Título original: UCCELLACCI UCCELLINI Título em português: PASSARINHOS E PASSARÕES Realização e Argumento: Pier Paolo Pasolini Fotografia: Tonini Delli Colli, Mario Bernardo Montagem: Nino Baraglia Música: Ennio Morricone Som: Armando Bondari, Pietro Ortolari, Emidlio Rosa, Franca Silvi Produtor: Alfredo Bini Intérpretes: Totó, Nineto Davoli, Femi Benussi, Umberto Bevilacqua, Renato Capogna, Alfredo Leggi, Renato Montalbano, Vittorio Vittori, Giovanni Tarallo, Flaminia Siciliano ITÁLIA 1967 Dedicada a Pier Paolo Pasolini – cujo prematuro desaparecimento constituiu uma irreparável perda para a cultura italiana e para a cinematografia mundial – esta sessão dá a ver (ou rever) dois filmes charneira em que, despindo uma parte do vocabulário neo-realista, o poeta-realizador desnuda brilhantemente o seu propósito de enveredar por uma espécie de cinema sem retorno, em que o sagrado desmantela o edifício do profano, operando arriscados casamentos de imaginários díspares. Os filmes de Pasolini, celebrações despudoradas da

vida, contraditória e rica em vizinhanças paradoxais, são concebidos como novas formas de culto, não na acepção que habitualmente se atribui à expressão «filme-culto», mas no sentido que cada objecto fílmico é fabricado com o envolvimento, simultaneamente pessoal e distanciado, de quem orquestra rituais.

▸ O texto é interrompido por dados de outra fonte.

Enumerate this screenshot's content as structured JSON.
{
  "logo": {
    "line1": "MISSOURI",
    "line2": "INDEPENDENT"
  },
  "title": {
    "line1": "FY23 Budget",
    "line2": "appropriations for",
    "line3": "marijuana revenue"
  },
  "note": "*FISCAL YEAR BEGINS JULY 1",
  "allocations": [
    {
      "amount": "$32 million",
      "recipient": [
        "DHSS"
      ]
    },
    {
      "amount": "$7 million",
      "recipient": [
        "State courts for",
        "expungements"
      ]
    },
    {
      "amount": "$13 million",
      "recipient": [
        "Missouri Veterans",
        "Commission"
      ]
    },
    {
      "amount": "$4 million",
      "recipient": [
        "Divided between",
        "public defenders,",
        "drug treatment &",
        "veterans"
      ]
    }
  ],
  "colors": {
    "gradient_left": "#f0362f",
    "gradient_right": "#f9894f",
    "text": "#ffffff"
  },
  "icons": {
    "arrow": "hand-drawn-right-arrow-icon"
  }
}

COSE SONO LE NUVOLE e UCCELLACCI UCCELLINI são as últimas fitas de Totó e também, coincidentemente, dois momentos importantes de um projecto de ajuste de contas, protagonizado pelo cineasta, com as imagens que o puzzle heterogéneo da República Italiana alimenta de si mesmo, projecto que culminará com o seu derradeiro filme, o «insustentável» SALÒ. O profundo interesse de Pasolini pelo corpus da cultura popular – e pelos corpos concreto que ela molda – não apenas o leva à descoberta de cenários (caminhos, terrenos ermos, ruínas, tugúrios, antros, arrabaldes, cus de judas de toda a sorte…) que, à semelhança do que acontece em alguns dos melhores momentos do cinema neo-realista «puro e duro», emanam fantasmas muito carnais e são, não menos, o ecrã onde se inscrevem, espectralmente, pessoas em carne e osso, como lhe inspira o desejo de a resgatar operando a mistura de imaginários a que anteriormente aludimos. As suas fontes situam-se longe do campo do romanesco burguês, e vão da pintura sacra, dos evangelhos e da vida dos santos à tragédia ou a narrativas canónicas de outros tempos e lugares. A vida segundo Pasolini é uma magnífica torrente de pequenos e grandes falhanços necessários. Apoiando-se em actores carismáticos como o furacão Nineto ou a verruma Totó, Pasolini arrisca toda a sua fértil poética na afirmação de missões nobres como contemplar as nuvens ou converter pássaros.